Ontologies can be a great “lingua franca” for data sharing and harmonization provided that they do a good job of detailing data (that agencies or enterprises are interested in) regardless of the specific domain of knowledge being represented. In other words, the more that a given set of ontologies can appear as a single language (grammar and basic vocabulary pattern) that data implementers and analysts can apply as they represent or navigate through various domains of knowledge, the less learning load and expense occurs, and the more likely data meets FAIR data standards.
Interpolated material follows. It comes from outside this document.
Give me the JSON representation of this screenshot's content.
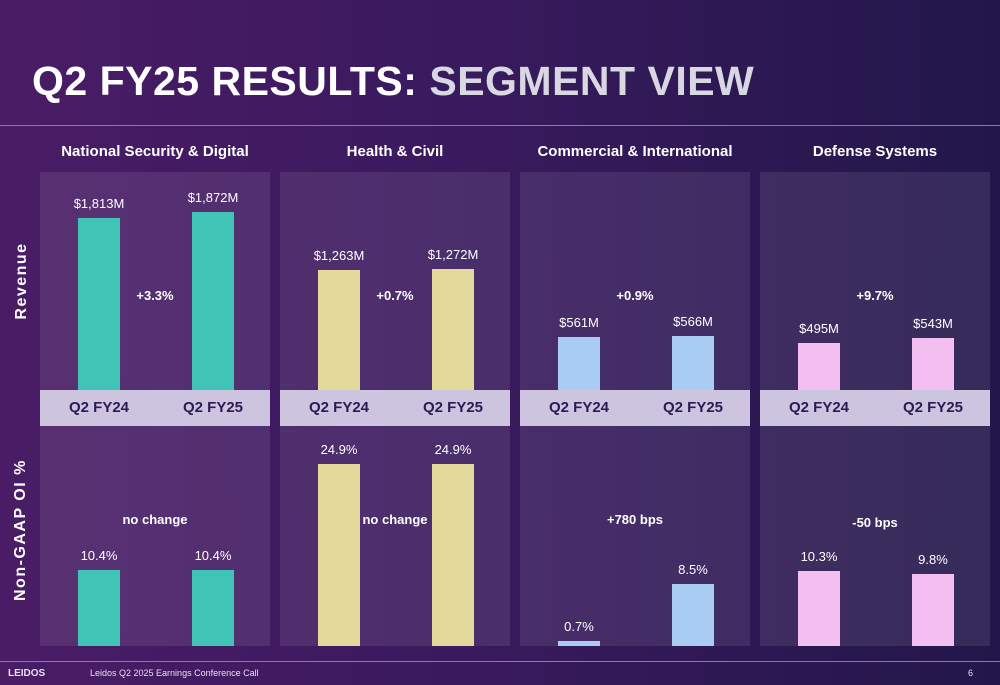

As the diagram above conveys, at the top of the ontology pyramid we are promised a landscape of federated data sets which can be queried and reasoned over using a language common to them all. In reality semantic web technology has not yet arrived fully at that station. There are various ontology communities with somewhat different upper level paradigms about how the world should be represented, or which have dispensed with upper level generalities and just offer up their own more domain-specific relations that become parts of a representation and querying landscape one must master to access related data. A pragmatic approach in the face of disjoint ontologies is to map semantically equivalent or similar concepts and then generate harmonized dataset views which can be queried. That is hopefully a temporary step on the longer route to a harmonized and simplified ontology scene.
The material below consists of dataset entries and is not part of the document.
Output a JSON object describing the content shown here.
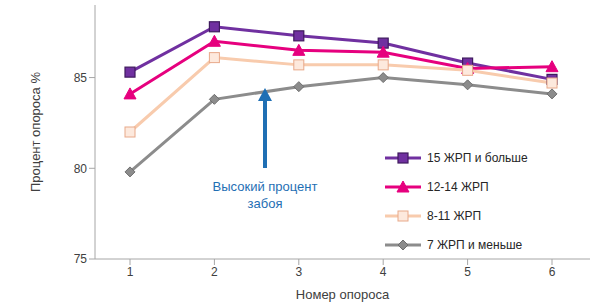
{
  "chart_data": {
    "type": "line",
    "x_label": "Номер опороса",
    "y_label": "Процент опороса %",
    "annotation": "Высокий процент забоя",
    "categories": [
      "1",
      "2",
      "3",
      "4",
      "5",
      "6"
    ],
    "ylim": [
      75,
      89
    ],
    "yticks": [
      75,
      80,
      85
    ],
    "grid": false,
    "legend": "right",
    "series": [
      {
        "name": "15 ЖРП и больше",
        "color": "#7030a0",
        "marker": "square",
        "values": [
          85.3,
          87.8,
          87.3,
          86.9,
          85.8,
          84.9
        ]
      },
      {
        "name": "12-14 ЖРП",
        "color": "#e6007e",
        "marker": "triangle",
        "values": [
          84.1,
          87.0,
          86.5,
          86.4,
          85.5,
          85.6
        ]
      },
      {
        "name": "8-11 ЖРП",
        "color": "#f8cbad",
        "marker": "square",
        "values": [
          82.0,
          86.1,
          85.7,
          85.7,
          85.4,
          84.7
        ]
      },
      {
        "name": "7 ЖРП и меньше",
        "color": "#8c8c8c",
        "marker": "diamond",
        "values": [
          79.8,
          83.8,
          84.5,
          85.0,
          84.6,
          84.1
        ]
      }
    ]
  }
}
One note, a union of one or more ontologies doesn’t preclude containing different senses of a term catering to different user groups if each sense can be distinguished by a unique term identifier, and backed up by a textual definition that explains the different semantics or context of use. Whether computers fully comprehend the different usages depends on the axioms attached to each term variation, but the fact that they have unique identifiers allows databases to register the different uses. It also helps to reflect the speech community variant usage of a term in its label, either by noting the language variant of a label (e.g. british or american usage), or via synonymy annotations.

Secondly, the motivation for creating different ontologies about a domain of interest sometimes lies in the perception that one community of user doesn’t need the detail and complexity that another user community needs. This speaks to a need for more work and education on how to develop modelling that uses the same language (general entities and relationships) but can simultaneously provide different levels of descriptive granularity pitched at the needs of each community.
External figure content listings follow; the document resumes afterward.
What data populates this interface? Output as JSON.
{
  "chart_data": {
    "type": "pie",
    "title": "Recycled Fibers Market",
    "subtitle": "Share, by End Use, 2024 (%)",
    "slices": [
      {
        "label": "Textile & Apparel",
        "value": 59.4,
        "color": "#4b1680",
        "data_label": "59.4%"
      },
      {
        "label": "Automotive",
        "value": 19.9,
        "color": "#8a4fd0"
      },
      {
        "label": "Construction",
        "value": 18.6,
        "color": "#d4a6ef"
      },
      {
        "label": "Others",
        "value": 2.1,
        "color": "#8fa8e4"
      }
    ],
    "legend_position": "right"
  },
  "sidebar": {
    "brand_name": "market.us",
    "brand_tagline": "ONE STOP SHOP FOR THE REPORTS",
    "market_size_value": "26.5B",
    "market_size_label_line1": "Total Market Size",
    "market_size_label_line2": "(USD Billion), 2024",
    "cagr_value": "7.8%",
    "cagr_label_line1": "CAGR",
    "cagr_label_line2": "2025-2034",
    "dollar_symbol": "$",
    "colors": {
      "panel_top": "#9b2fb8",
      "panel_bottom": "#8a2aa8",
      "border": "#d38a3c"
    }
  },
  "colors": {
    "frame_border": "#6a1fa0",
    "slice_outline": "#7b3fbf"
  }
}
Ontologies are in the digital age what dictionaries were in the age of print. Depending on its ambitions, the curation of an ontology may resemble the great dictionary work of the past, and so it is worth pointing out that this is a highly collaborative and time intensive process. James Murray, initial editor of the Oxford English Dictionary (OED) over 140 years ago, optimistically predicted the OED would take five years, but in the end, even with the help of his children, the general public, and a prisoner with scholarly time on his hands, it took over 35 years to finish the first edition.

With FoodOn we have a growing group of curators and a head start consisting of the many hierarchic terms provided as an initial seed by LanguaL, so we remain as optimistic as James was!